2. Onze Minister neemt geen besluit als bedoeld in het eerste lid dan nadat hij advies heeft gevraagd aan de commissie van advies.
3. De commissie bestaat uit drie leden die voldoen aan de vereisten voor benoembaarheid tot rechterlijk ambtenaar, bedoeld in artikel 5 van de Wet rechtspositie rechterlijke ambtenaren. De leden worden benoemd en ontslagen door Onze Minister van Onderwijs, Cultuur en Wetenschap.
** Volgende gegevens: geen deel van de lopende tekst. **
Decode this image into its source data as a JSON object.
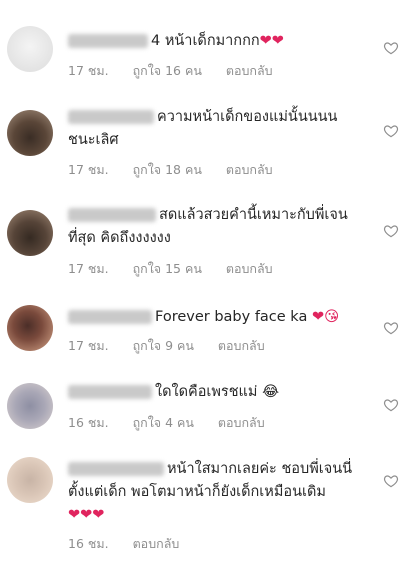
{
  "comments": [
    {
      "text": "4 หน้าเด็กมากกก",
      "emoji": "❤❤",
      "time": "17 ชม.",
      "likes": "ถูกใจ 16 คน",
      "reply": "ตอบกลับ"
    },
    {
      "text": "ความหน้าเด็กของแม่นั้นนนน ชนะเลิศ",
      "emoji": "",
      "time": "17 ชม.",
      "likes": "ถูกใจ 18 คน",
      "reply": "ตอบกลับ"
    },
    {
      "text": "สดแล้วสวยคำนี้เหมาะกับพี่เจนที่สุด คิดถึงงงงงง",
      "emoji": "",
      "time": "17 ชม.",
      "likes": "ถูกใจ 15 คน",
      "reply": "ตอบกลับ"
    },
    {
      "text": "Forever baby face ka",
      "emoji": "❤😘",
      "time": "17 ชม.",
      "likes": "ถูกใจ 9 คน",
      "reply": "ตอบกลับ"
    },
    {
      "text": "ใดใดคือเพรชแม่",
      "emoji": "😂",
      "time": "16 ชม.",
      "likes": "ถูกใจ 4 คน",
      "reply": "ตอบกลับ"
    },
    {
      "text": "หน้าใสมากเลยค่ะ ชอบพี่เจนนี่ตั้งแต่เด็ก พอโตมาหน้าก็ยังเด็กเหมือนเดิม",
      "emoji": "❤❤❤",
      "time": "16 ชม.",
      "likes": "",
      "reply": "ตอบกลับ"
    }
  ],
  "colors": {
    "meta": "#8e8e8e",
    "heart": "#e0245e"
  },
  "icons": {
    "like": "heart-outline-icon"
  }
}
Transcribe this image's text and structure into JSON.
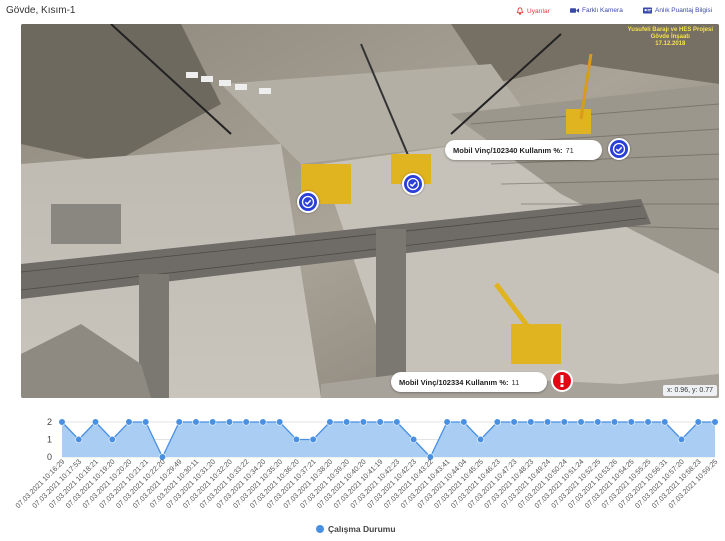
{
  "header": {
    "title": "Gövde, Kısım-1",
    "alerts_label": "Uyarılar",
    "camera_label": "Farklı Kamera",
    "attendance_label": "Anlık Puantaj Bilgisi"
  },
  "camera": {
    "overlay_text_line1": "Yusufeli Barajı ve HES Projesi",
    "overlay_text_line2": "Gövde İnşaatı",
    "overlay_text_line3": "17.12.2018",
    "coordinates": "x: 0.96, y: 0.77",
    "annotations": [
      {
        "label": "Mobil Vinç/102340 Kullanım %:",
        "value": "71",
        "status": "ok"
      },
      {
        "label": "Mobil Vinç/102334 Kullanım %:",
        "value": "11",
        "status": "alert"
      }
    ]
  },
  "chart_data": {
    "type": "area",
    "series": [
      {
        "name": "Çalışma Durumu",
        "values": [
          2,
          1,
          2,
          1,
          2,
          2,
          0,
          2,
          2,
          2,
          2,
          2,
          2,
          2,
          1,
          1,
          2,
          2,
          2,
          2,
          2,
          1,
          0,
          2,
          2,
          1,
          2,
          2,
          2,
          2,
          2,
          2,
          2,
          2,
          2,
          2,
          2,
          1,
          2,
          2
        ]
      }
    ],
    "categories": [
      "07.03.2021 10:16:29",
      "07.03.2021 10:17:53",
      "07.03.2021 10:18:21",
      "07.03.2021 10:19:20",
      "07.03.2021 10:20:20",
      "07.03.2021 10:21:21",
      "07.03.2021 10:22:20",
      "07.03.2021 10:29:49",
      "07.03.2021 10:30:11",
      "07.03.2021 10:31:20",
      "07.03.2021 10:32:20",
      "07.03.2021 10:33:22",
      "07.03.2021 10:34:20",
      "07.03.2021 10:35:20",
      "07.03.2021 10:36:20",
      "07.03.2021 10:37:21",
      "07.03.2021 10:38:20",
      "07.03.2021 10:39:20",
      "07.03.2021 10:40:20",
      "07.03.2021 10:41:19",
      "07.03.2021 10:42:23",
      "07.03.2021 10:42:23",
      "07.03.2021 10:43:22",
      "07.03.2021 10:43:41",
      "07.03.2021 10:44:04",
      "07.03.2021 10:45:25",
      "07.03.2021 10:46:23",
      "07.03.2021 10:47:23",
      "07.03.2021 10:48:23",
      "07.03.2021 10:49:24",
      "07.03.2021 10:50:24",
      "07.03.2021 10:51:24",
      "07.03.2021 10:52:25",
      "07.03.2021 10:53:26",
      "07.03.2021 10:54:25",
      "07.03.2021 10:55:25",
      "07.03.2021 10:56:31",
      "07.03.2021 10:57:20",
      "07.03.2021 10:58:23",
      "07.03.2021 10:59:25"
    ],
    "yticks": [
      0,
      1,
      2
    ],
    "ylim": [
      0,
      2
    ],
    "grid": true,
    "legend_position": "bottom-center",
    "color": "#4a90e2"
  }
}
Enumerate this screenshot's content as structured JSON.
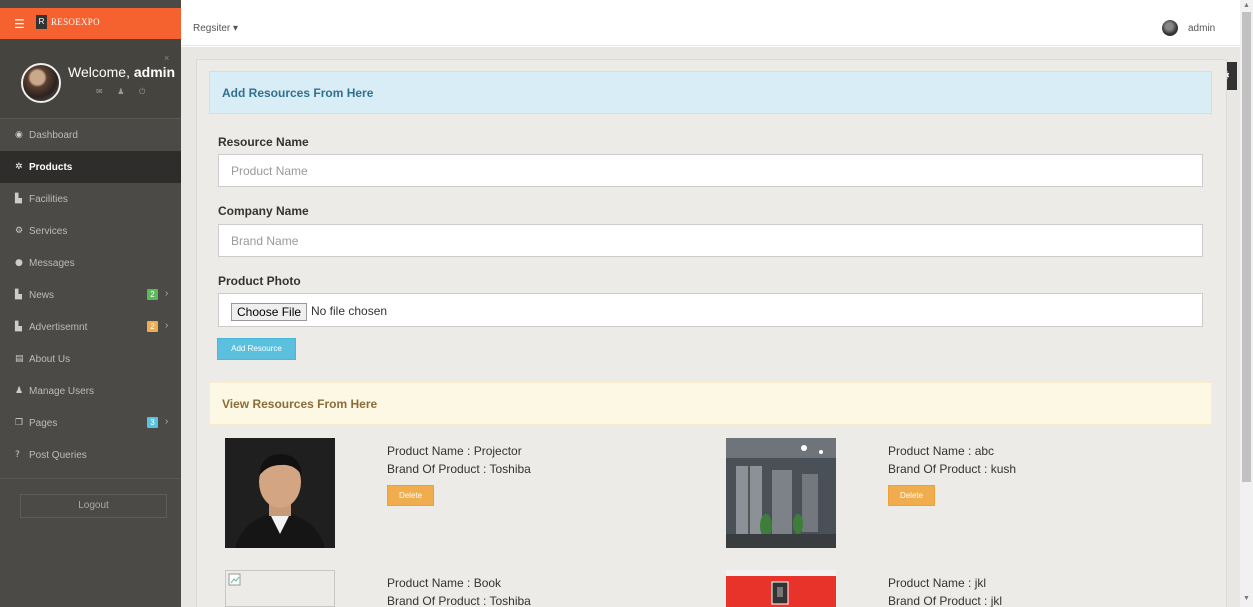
{
  "brand": {
    "name": "RESOEXPO",
    "logo_glyph": "R",
    "menu_icon": "☰",
    "color": "#f5622f"
  },
  "welcome": {
    "prefix": "Welcome, ",
    "user": "admin",
    "close": "×",
    "icons": "✉ ♟ ⏻"
  },
  "sidebar": {
    "items": [
      {
        "label": "Dashboard",
        "icon": "◉",
        "active": false
      },
      {
        "label": "Products",
        "icon": "✲",
        "active": true
      },
      {
        "label": "Facilities",
        "icon": "▙",
        "active": false
      },
      {
        "label": "Services",
        "icon": "⚙",
        "active": false
      },
      {
        "label": "Messages",
        "icon": "●",
        "active": false
      },
      {
        "label": "News",
        "icon": "▙",
        "active": false,
        "badge": "2",
        "badge_color": "#5cb85c"
      },
      {
        "label": "Advertisemnt",
        "icon": "▙",
        "active": false,
        "badge": "2",
        "badge_color": "#f0ad4e"
      },
      {
        "label": "About Us",
        "icon": "▤",
        "active": false
      },
      {
        "label": "Manage Users",
        "icon": "♟",
        "active": false
      },
      {
        "label": "Pages",
        "icon": "❐",
        "active": false,
        "badge": "3",
        "badge_color": "#5bc0de"
      },
      {
        "label": "Post Queries",
        "icon": "?",
        "active": false
      }
    ],
    "chevron": "›",
    "logout_label": "Logout"
  },
  "topbar": {
    "register_label": "Regsiter ▾",
    "admin_label": "admin"
  },
  "settings_icon": "⚙",
  "add_section": {
    "title": "Add Resources From Here",
    "resource_label": "Resource Name",
    "resource_placeholder": "Product Name",
    "company_label": "Company Name",
    "company_placeholder": "Brand Name",
    "photo_label": "Product Photo",
    "choose_file": "Choose File",
    "file_status": "No file chosen",
    "submit_label": "Add Resource"
  },
  "view_section": {
    "title": "View Resources From Here",
    "delete_label": "Delete",
    "resources": [
      {
        "product": "Product Name : Projector",
        "brand": "Brand Of Product : Toshiba"
      },
      {
        "product": "Product Name : abc",
        "brand": "Brand Of Product : kush"
      },
      {
        "product": "Product Name : Book",
        "brand": "Brand Of Product : Toshiba"
      },
      {
        "product": "Product Name : jkl",
        "brand": "Brand Of Product : jkl"
      }
    ]
  },
  "colors": {
    "accent": "#f5622f",
    "info_head": "#d9edf7",
    "warn_head": "#fcf8e3",
    "delete": "#f0ad4e",
    "primary_btn": "#5bc0de"
  }
}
4. Over de samenstelling, werkwijze en bezoldiging van de commissie worden regels gesteld bij ministeriële regeling.
6
In artikel I wordt na onderdeel S een onderdeel ingevoegd, luidende:
SA
Aan artikel 7.1 wordt een derde lid toegevoegd, luidende:
3. Van titel 3 van dit hoofdstuk zijn van toepassing op de rechtspersonen voor hoger onderwijs:
a. artikel 7.52, eerste lid, tweede lid, met uitzondering van onderdeel h, voor zover het betreft de reden van de beëindiging van de inschrijving, en onderdeel i, derde lid en vijfde tot en met achtste lid;
b. artikel 7.52a;
c. artikel 7.52b, eerste, derde en vierde lid, met dien verstande dat artikel 7.52b, eerste lid, onderdeel a, wordt gelezen als: Onze Minister voor zover deze gegevens noodzakelijk zijn voor de planning van de instellingen en de beleidsvoorbereiding.
7
Artikel I, onderdeel AR, wordt als volgt gewijzigd:
1. Punt 1 komt te luiden:
1. Het eerste lid komt te luiden:
1. Het wettelijk collegegeld is verschuldigd door een student die tot één van de groepen van personen, bedoeld in artikel 2.2 van de Wet studiefinanciering 2000 behoort of die de Surinaamse nationaliteit bezit. Voor een inschrijving aan een associate degree-opleiding geldt als aanvullende voorwaarde, dat de student blijkens het basisregister onderwijs sedert 1 september 1991 niet eerder bij een bekostigde instelling in verband met het volgen van initieel onderwijs een graad Associate degree, een graad Bachelor of een graad Master als bedoeld in artikel 7.10a heeft behaald. Voor een inschrijving aan een bacheloropleiding geldt als aanvullende voorwaarde, dat de student blijkens het basisregister onderwijs sedert 1 september 1991 niet eerder bij een bekostigde instelling in verband met het volgen van initieel onderwijs een graad Bachelor als bedoeld in artikel 7.10a heeft behaald. Voor een inschrijving aan een masteropleiding geldt als aanvullende voorwaarde, dat de student blijkens het basisregister onderwijs sedert 1 september 1991 niet eerder bij een bekostigde instelling in verband met het volgen van initieel onderwijs een graad Master als bedoeld in artikel 7.10a heeft behaald.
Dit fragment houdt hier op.